La 33e division est en charge d'une vaste région du sud-ouest du Yémen incluant Bab al-Mandeb, un détroit à l'entrée de la mer Rouge et un lien stratégique entre l'océan Indien et la Méditerranée, notamment pour le passage des pétroliers.
Le général Hachedi a annoncé à Taëz, au sud-ouest de Sanaa, sa défection après avoir rappelé, sous la pression d'un groupe de ses officiers et soldats, des troupes envoyées ces deux derniers jours dans le centre de Taëz pour réprimer des protestations hostiles au régime, a indiqué la source militaire.

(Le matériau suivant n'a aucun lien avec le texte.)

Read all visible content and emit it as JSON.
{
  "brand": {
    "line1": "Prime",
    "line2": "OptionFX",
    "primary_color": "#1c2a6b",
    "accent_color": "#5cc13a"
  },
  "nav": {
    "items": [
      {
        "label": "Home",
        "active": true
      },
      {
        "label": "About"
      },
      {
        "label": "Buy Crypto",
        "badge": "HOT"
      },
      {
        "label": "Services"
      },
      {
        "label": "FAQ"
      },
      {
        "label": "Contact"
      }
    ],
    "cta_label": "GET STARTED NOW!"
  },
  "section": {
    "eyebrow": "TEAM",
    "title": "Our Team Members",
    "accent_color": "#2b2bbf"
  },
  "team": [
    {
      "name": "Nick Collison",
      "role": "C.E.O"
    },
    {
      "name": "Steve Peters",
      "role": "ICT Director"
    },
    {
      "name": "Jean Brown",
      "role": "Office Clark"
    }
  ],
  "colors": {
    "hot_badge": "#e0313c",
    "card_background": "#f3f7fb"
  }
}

De même source, on ajoute que "les officiers et les soldats ont proclamé leur refus d'obtempérer aux ordres leur demandant de tirer sur les protestataires" à Taëz, où un sit-in de protestation sur la Place de la Liberté avait été démantelé le 29 mai par la force au prix de plus de 50 morts.

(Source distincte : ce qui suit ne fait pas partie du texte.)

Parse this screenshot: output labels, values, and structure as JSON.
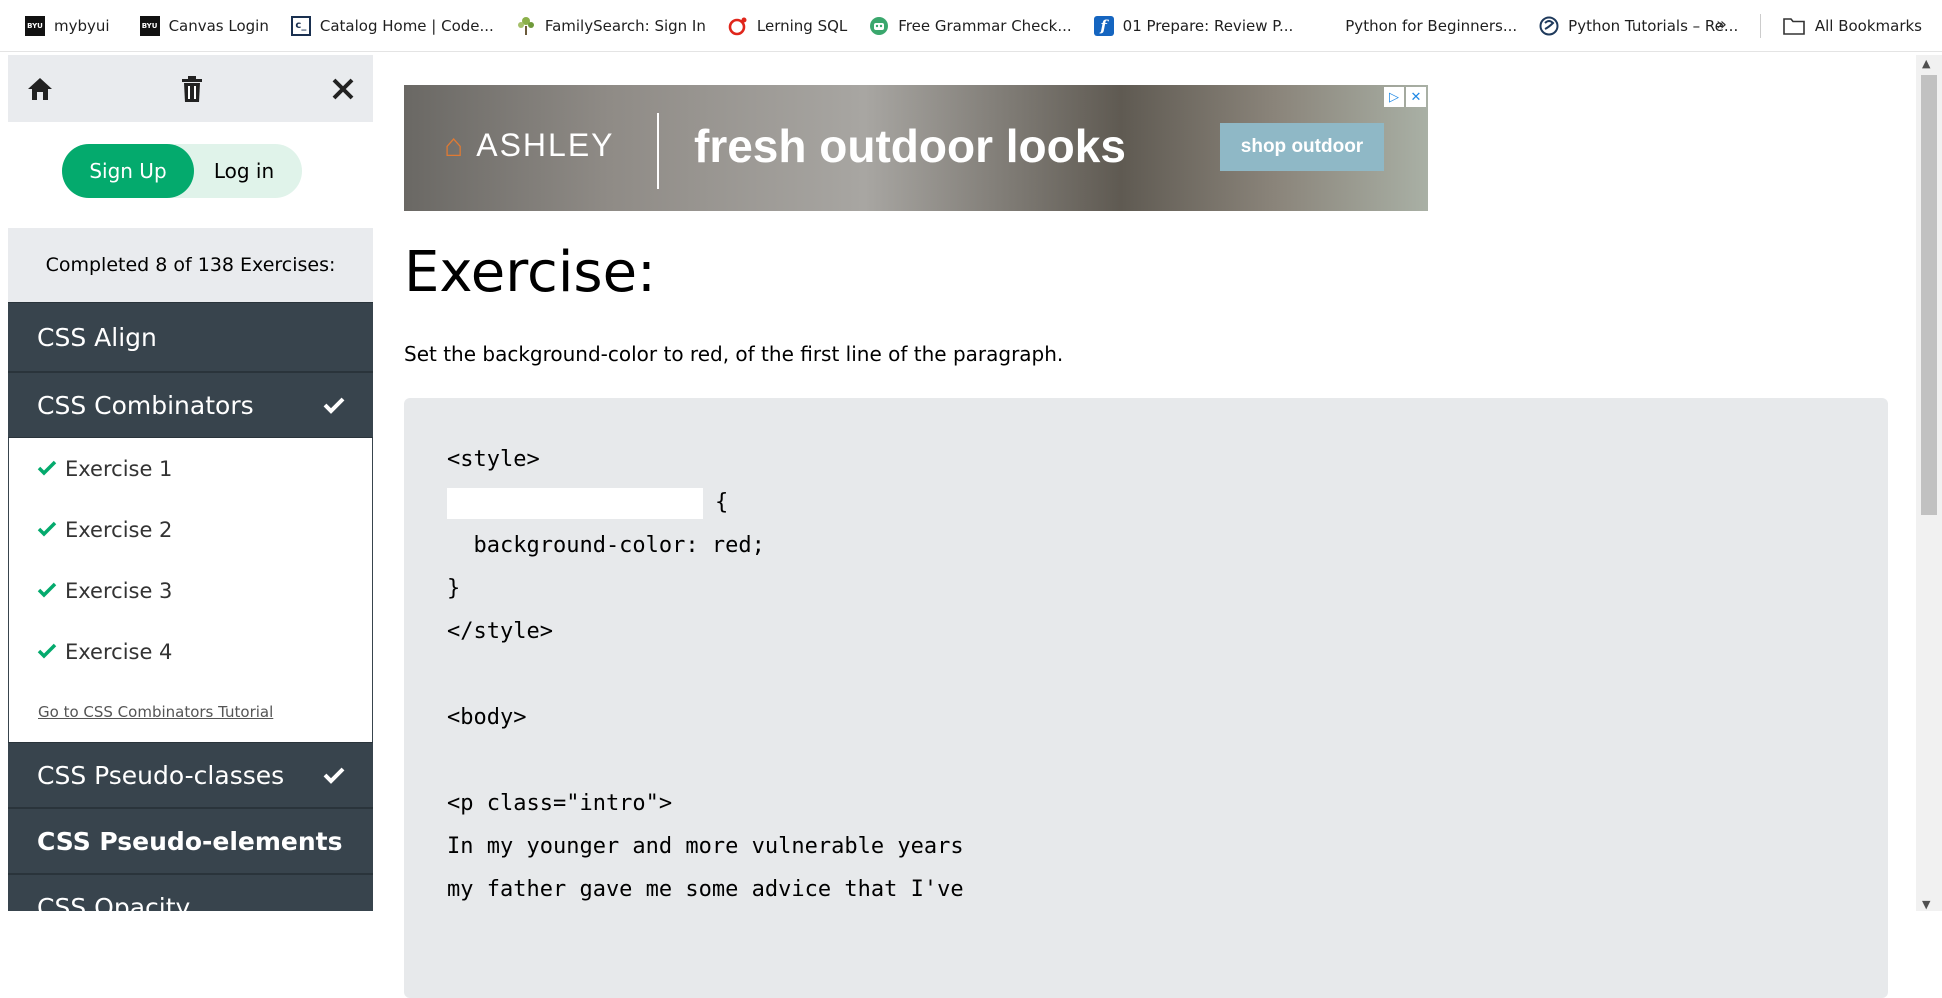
{
  "bookmarks": [
    {
      "label": "mybyui",
      "icon": "byui-logo-icon"
    },
    {
      "label": "Canvas Login",
      "icon": "byui-logo-icon"
    },
    {
      "label": "Catalog Home | Code...",
      "icon": "catalog-icon"
    },
    {
      "label": "FamilySearch: Sign In",
      "icon": "familysearch-tree-icon"
    },
    {
      "label": "Lerning SQL",
      "icon": "oracle-icon"
    },
    {
      "label": "Free Grammar Check...",
      "icon": "robot-icon"
    },
    {
      "label": "01 Prepare: Review P...",
      "icon": "f-logo-icon"
    },
    {
      "label": "Python for Beginners...",
      "icon": "microsoft-logo-icon"
    },
    {
      "label": "Python Tutorials – Re...",
      "icon": "python-icon"
    }
  ],
  "bookmarks_more": "»",
  "all_bookmarks": "All Bookmarks",
  "sidebar": {
    "signup_label": "Sign Up",
    "login_label": "Log in",
    "completed_text": "Completed 8 of 138 Exercises:",
    "topics_before": [
      {
        "label": "CSS Align",
        "completed": false
      }
    ],
    "active_topic": {
      "label": "CSS Combinators",
      "completed": true
    },
    "exercises": [
      {
        "label": "Exercise 1"
      },
      {
        "label": "Exercise 2"
      },
      {
        "label": "Exercise 3"
      },
      {
        "label": "Exercise 4"
      }
    ],
    "tutorial_link": "Go to CSS Combinators Tutorial",
    "topics_after": [
      {
        "label": "CSS Pseudo-classes",
        "completed": true
      },
      {
        "label": "CSS Pseudo-elements",
        "completed": false
      },
      {
        "label": "CSS Opacity",
        "completed": false
      }
    ]
  },
  "ad": {
    "brand": "ASHLEY",
    "headline": "fresh outdoor looks",
    "cta": "shop outdoor"
  },
  "exercise": {
    "title": "Exercise:",
    "description": "Set the background-color to red, of the first line of the paragraph.",
    "code_lines": [
      "<style>",
      "__BLANK__ {",
      "  background-color: red;",
      "}",
      "</style>",
      "",
      "<body>",
      "",
      "<p class=\"intro\">",
      "In my younger and more vulnerable years",
      "my father gave me some advice that I've"
    ]
  },
  "colors": {
    "accent": "#04aa6d",
    "sidebar_dark": "#38444d"
  }
}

Les militaires ont en outre expulsé un officier de la 33e division blindée, le général Ahmed Handhal, qui a refusé de faire défection, selon la même source.
Le 33e division, dont la défection fait suite à celle en mars dans le nord de la première division blindée dirigée par le général Ali Mohsen, contrôle tout le sud-ouest du Yémen, incluant Bab al-Mandeb, les régions côtières du sud de la mer Rouge et d'une partie du Golfe d'Aden.

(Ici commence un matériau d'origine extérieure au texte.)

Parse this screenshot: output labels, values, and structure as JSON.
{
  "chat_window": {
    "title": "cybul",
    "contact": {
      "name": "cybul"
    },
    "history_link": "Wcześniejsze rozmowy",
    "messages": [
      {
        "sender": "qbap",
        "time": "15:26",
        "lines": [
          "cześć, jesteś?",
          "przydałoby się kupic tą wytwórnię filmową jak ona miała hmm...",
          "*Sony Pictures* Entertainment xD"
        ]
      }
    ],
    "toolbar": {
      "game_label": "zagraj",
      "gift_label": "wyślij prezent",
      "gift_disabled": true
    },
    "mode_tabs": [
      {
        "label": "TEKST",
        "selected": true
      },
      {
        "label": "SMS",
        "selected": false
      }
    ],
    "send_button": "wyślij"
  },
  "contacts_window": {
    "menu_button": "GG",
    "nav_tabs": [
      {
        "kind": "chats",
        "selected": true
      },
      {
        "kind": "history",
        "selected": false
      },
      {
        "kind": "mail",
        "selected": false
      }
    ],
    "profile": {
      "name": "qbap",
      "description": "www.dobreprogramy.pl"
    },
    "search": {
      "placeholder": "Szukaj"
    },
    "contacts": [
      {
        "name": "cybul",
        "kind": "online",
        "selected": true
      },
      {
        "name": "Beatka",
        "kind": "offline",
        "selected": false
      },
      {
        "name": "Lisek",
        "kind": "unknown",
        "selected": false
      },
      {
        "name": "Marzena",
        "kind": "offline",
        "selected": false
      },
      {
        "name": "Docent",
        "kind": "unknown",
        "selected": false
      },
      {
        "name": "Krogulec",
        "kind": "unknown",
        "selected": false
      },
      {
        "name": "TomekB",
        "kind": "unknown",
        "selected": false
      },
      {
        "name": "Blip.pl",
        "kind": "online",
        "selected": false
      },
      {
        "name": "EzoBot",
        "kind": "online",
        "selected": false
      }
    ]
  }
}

Sur le terrain, la Garde républicaine, corps d'élite de l'armée resté fidèle à M. Saleh, a bombardé samedi à l'artillerie la Place de la Liberté à Taëz, brièvement reprise vendredi par les protestataires après le retrait des forces gouvernementales, selon des témoins.
En reprenant symboliquement la Place de la Liberté, "les jeunes protestataires retrouvent leur dignité, bafouée par les forces de Saleh qui ont brutalement évacué la place le 29 mai", a déclaré à l'AFP une militante des droits de l'Homme.
Une enquête est toujours en cours sur "l'ampleur du crime", qui a coûté la vie à des dizaines de personnes "dont des handicapés", et sur le "nombre de disparus lorsque (la troupe) a mis le feu à des tentes" du sit-in, a-t-elle ajouté.
Des hommes armés, qui se présentent comme "les Aigles de la Liberté", ont fait leur apparition samedi dans les rues de Taëz où ils se sont heurtés à des partisans armés du régime, selon les témoins.
Taëz, à 270 km au sud de Sanaa, est l'une des premières villes à s'être soulevée contre M. Saleh.